Is there any reason to file first? Benefits to it? According to the attorney I talked with, he claims not. But, I thought I read somewhere that it is best to be first.

We have no kids. She abandoned the marriage about three months ago.


----------



## gonefishin (Oct 7, 2011)

The good news is there are no children.

In your case because there are no children, I do not think it will matter much.

Considering your wife wants out, why not give her what she wants? Do you want to save the marriage? Filing first could trigger something within your wife and she may want to reconsider her options.


----------



## papa5280 (Oct 12, 2011)

:iagree:

From what I understand, there are no legal benefits to filing first.
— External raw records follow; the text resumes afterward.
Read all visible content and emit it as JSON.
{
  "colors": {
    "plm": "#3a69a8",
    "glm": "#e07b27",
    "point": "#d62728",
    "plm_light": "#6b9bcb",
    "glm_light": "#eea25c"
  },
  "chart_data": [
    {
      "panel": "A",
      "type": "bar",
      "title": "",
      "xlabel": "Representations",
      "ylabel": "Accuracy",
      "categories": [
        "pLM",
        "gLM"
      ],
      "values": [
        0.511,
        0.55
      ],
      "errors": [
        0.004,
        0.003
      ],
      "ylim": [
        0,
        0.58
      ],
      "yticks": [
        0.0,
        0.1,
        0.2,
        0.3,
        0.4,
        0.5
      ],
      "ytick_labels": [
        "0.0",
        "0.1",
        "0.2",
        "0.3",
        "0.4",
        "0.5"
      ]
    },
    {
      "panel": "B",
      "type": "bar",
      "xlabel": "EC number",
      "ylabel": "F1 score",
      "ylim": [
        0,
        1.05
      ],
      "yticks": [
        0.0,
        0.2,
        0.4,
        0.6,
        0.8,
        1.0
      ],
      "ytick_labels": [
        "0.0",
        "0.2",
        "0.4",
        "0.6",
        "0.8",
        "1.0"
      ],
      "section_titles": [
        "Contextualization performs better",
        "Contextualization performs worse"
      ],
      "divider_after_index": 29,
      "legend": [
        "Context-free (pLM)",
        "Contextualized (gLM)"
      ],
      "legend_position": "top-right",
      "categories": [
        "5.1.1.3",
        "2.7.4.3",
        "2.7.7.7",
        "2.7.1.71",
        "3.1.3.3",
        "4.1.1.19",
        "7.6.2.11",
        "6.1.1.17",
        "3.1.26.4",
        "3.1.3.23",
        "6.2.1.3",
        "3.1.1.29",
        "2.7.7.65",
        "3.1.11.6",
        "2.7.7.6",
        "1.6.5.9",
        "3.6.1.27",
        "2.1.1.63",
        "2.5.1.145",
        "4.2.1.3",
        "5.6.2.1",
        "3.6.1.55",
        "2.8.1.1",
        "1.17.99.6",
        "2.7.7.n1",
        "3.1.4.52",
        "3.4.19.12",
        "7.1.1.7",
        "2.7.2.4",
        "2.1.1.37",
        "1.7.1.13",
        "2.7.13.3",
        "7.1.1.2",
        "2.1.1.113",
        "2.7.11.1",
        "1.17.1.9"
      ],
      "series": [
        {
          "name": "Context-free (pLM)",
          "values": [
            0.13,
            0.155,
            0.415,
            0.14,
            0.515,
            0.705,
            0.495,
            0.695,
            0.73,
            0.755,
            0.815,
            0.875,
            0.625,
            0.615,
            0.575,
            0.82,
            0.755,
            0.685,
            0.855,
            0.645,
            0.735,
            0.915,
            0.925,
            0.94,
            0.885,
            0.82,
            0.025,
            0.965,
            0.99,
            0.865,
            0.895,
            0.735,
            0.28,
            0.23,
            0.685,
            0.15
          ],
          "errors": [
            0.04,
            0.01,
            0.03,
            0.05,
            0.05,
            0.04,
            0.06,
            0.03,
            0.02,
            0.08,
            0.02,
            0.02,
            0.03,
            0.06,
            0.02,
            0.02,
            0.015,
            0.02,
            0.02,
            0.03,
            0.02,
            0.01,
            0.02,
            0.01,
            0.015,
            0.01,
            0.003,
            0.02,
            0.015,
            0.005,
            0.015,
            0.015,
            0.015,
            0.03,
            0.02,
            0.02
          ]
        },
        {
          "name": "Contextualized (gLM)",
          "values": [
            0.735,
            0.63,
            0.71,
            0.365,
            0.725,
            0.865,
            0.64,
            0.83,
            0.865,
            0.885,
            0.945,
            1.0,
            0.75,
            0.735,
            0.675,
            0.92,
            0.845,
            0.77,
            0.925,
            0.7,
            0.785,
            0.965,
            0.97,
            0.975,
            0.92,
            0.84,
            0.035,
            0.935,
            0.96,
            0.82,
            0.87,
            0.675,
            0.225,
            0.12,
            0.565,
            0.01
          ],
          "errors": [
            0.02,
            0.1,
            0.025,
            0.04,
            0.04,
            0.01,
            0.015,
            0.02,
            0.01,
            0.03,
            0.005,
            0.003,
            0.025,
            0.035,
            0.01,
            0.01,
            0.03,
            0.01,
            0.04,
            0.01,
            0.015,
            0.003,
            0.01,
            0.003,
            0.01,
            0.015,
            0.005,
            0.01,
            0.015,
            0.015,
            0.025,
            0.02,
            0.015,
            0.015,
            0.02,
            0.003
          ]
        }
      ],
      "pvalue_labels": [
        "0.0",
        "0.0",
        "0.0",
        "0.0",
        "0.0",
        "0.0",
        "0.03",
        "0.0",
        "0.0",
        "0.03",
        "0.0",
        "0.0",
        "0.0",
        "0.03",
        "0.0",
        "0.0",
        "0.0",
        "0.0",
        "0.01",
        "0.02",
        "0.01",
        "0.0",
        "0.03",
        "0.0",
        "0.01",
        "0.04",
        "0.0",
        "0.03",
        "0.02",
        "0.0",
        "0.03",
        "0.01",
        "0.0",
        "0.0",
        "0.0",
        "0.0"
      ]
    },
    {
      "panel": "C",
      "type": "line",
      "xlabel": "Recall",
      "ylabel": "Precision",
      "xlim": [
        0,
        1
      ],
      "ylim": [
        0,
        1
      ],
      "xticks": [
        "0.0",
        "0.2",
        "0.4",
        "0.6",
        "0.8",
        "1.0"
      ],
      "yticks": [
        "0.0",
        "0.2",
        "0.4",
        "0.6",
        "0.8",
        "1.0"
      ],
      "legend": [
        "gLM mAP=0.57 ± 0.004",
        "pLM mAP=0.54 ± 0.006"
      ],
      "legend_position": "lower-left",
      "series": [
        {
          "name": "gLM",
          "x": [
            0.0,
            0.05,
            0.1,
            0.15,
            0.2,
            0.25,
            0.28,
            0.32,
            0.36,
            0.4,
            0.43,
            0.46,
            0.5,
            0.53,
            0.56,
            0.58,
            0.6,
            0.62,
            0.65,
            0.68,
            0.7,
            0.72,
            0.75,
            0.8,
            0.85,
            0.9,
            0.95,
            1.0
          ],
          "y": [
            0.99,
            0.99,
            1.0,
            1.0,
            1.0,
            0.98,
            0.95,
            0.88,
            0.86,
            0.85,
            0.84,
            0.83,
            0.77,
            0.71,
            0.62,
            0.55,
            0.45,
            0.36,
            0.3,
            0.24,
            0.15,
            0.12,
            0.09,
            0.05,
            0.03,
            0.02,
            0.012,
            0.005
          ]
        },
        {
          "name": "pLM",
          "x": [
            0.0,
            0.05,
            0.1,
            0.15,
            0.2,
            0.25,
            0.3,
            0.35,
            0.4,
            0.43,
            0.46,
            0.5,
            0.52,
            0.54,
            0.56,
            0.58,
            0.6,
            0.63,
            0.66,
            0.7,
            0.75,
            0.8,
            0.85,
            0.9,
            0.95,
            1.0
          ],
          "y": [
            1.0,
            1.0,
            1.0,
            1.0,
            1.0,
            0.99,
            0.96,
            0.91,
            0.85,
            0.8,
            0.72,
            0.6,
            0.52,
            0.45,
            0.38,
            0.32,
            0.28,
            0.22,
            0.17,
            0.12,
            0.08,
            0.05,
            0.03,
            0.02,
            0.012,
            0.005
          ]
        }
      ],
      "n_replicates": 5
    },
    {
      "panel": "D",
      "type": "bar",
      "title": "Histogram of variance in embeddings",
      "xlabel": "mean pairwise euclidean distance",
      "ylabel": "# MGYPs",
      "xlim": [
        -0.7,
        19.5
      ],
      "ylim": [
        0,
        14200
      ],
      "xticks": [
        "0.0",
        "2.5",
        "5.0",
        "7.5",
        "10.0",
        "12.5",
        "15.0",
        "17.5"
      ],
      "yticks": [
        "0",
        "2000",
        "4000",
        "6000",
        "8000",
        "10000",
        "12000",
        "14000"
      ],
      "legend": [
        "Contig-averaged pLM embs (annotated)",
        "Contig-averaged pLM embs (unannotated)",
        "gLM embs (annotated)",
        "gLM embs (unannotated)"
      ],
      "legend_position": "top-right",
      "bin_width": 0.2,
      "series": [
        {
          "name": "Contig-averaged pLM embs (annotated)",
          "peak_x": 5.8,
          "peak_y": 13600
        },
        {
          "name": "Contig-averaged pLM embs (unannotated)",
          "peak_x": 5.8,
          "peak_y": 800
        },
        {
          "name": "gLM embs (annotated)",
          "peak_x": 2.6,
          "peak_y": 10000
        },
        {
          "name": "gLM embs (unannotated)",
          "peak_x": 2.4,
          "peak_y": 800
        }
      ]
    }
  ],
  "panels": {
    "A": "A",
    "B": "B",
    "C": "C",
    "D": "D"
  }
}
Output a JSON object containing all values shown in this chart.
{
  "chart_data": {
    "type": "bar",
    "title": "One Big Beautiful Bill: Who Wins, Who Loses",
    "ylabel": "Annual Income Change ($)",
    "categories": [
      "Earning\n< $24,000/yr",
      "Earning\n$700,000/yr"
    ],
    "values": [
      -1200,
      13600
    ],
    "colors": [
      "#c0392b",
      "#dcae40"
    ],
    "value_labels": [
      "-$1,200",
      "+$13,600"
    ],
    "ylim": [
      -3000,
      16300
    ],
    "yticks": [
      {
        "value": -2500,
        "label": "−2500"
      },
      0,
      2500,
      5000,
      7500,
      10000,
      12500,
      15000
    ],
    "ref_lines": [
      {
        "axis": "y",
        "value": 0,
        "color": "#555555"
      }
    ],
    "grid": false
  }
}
It's just the psychological benefits for either you or her to being the initiator/responder.


----------



## Jellybeans (Mar 8, 2011)

In the end, it doesn't matter who files first. Sure, the petitioner can write out what they want first, but in the end, if the parties can't decide, it all comes down to what a judge decides.

Some people like be able to say they filed first but really, it matters not.


----------



## Tall Average Guy (Jul 26, 2011)

This is me said:


> Is there any reason to file first? Benefits to it? According to the attorney I talked with, he claims not. But, I thought I read somewhere that it is best to be first.
> 
> We have no kids. She abandoned the marriage about three months ago.


It is your first step to your new life, what ever that ends up being. I see the benefit of moving from limbo and taking a bit of control back.


----------



## Walt (Jul 17, 2011)

There is a slight tactical advantage - you control the timing of the filing.

Also, since you initiated the divorce, if you decide to pull it later, you can.

You also get to state the reasons for the breakdown in marriage (irreconcilable differences, infidelity, etc.)


----------